Charitable Remainder Trusts

Charitable Remainder Trusts

Charitable remainder trusts enable you to get the satisfaction of making a lifetime gift without the sacrifice. Here’s how they work:

You transfer assets to a trust that pays you (and another, such as a spouse, child or friend, if you wish) income for life. Then, the assets belong to the Hospital. As the beneficiary, you’ll receive payments based on a fixed percentage of the value of the trust assets as revalued each year. You choose the percentage when you fund the trust. Thus, the trust serves as a hedge against inflation. As the value of the trust assets increases, you payments increase as well. Of course, your payments decrease if the value of the trust assets goes down.

Example: Bonnie’s trust provides that she is to receive 5% of the fair market value of her trust’s assets each year. Bonnie funds her trust with $100,000 cash, so she receives $5,000 the first year ($100,000 x 5%). One year later, the trust assets are worth $120,000 so Bonnie receives $6,000 for the upcoming year ($120,000 x 5%). If the trust assets are worth $110,000 at the beginning of the next year, Bonnie will receive $5,500 ($110,000 x 5%). And so on, each year.

It may be possible to fund a trust and receive a fixed dollar amount annually. Unlike the trust described above, there’s no annual valuation or variation in the amount of the payment.

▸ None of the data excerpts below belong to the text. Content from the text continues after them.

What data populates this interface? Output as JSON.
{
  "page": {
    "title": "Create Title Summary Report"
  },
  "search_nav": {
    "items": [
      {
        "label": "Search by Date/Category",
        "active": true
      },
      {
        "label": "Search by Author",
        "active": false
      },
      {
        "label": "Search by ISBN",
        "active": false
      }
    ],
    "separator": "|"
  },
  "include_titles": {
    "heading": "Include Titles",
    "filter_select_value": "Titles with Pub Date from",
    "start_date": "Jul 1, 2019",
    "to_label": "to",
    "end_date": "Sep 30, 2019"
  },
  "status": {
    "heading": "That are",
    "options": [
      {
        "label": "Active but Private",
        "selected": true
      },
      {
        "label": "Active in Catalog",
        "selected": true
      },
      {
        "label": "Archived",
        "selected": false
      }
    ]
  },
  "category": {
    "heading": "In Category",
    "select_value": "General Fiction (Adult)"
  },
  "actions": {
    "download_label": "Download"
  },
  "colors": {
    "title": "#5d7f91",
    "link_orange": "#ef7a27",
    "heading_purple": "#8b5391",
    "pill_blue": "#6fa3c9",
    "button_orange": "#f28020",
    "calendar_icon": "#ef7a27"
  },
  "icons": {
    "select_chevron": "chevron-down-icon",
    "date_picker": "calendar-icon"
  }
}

Regardless of which type of trust you use, you save taxes now because you get an income tax charitable deduction on your tax return for the year you fund the trust. The deduction depends on the type of trust, your age (and that of any other beneficiaries), the percentage to be paid, the amount placed in the trust and on official IRS tables that change each month. The older the income beneficiary, the larger the income tax charitable deduction. The higher the percentage payment, the smaller the income tax charitable deduction.

In the above example, if Bonnie were 72 years old, she would be entitled to an income tax charitable deduction of $55,361. (According to IRS regulations, Bonnie’s income tax charitable deduction will vary slightly depending on the month she funds the trust.)

In addition, there is no capital gains tax liability when you fund a charitable remainder trust with appreciated assets you’ve owned for more than one year. Depending on investments, part of your payment is favorably taxed as capital gains (which can be offset by any capital losses you may have from other investments). Sometimes, part of your payment is tax-free. You get the same estate tax savings as for charitable gifts made in your will while reducing probate costs.

If you own property that generates little or no income and has gone up in value, a charitable remainder trust can be a great way to increase your income for life without incurring capital gains tax.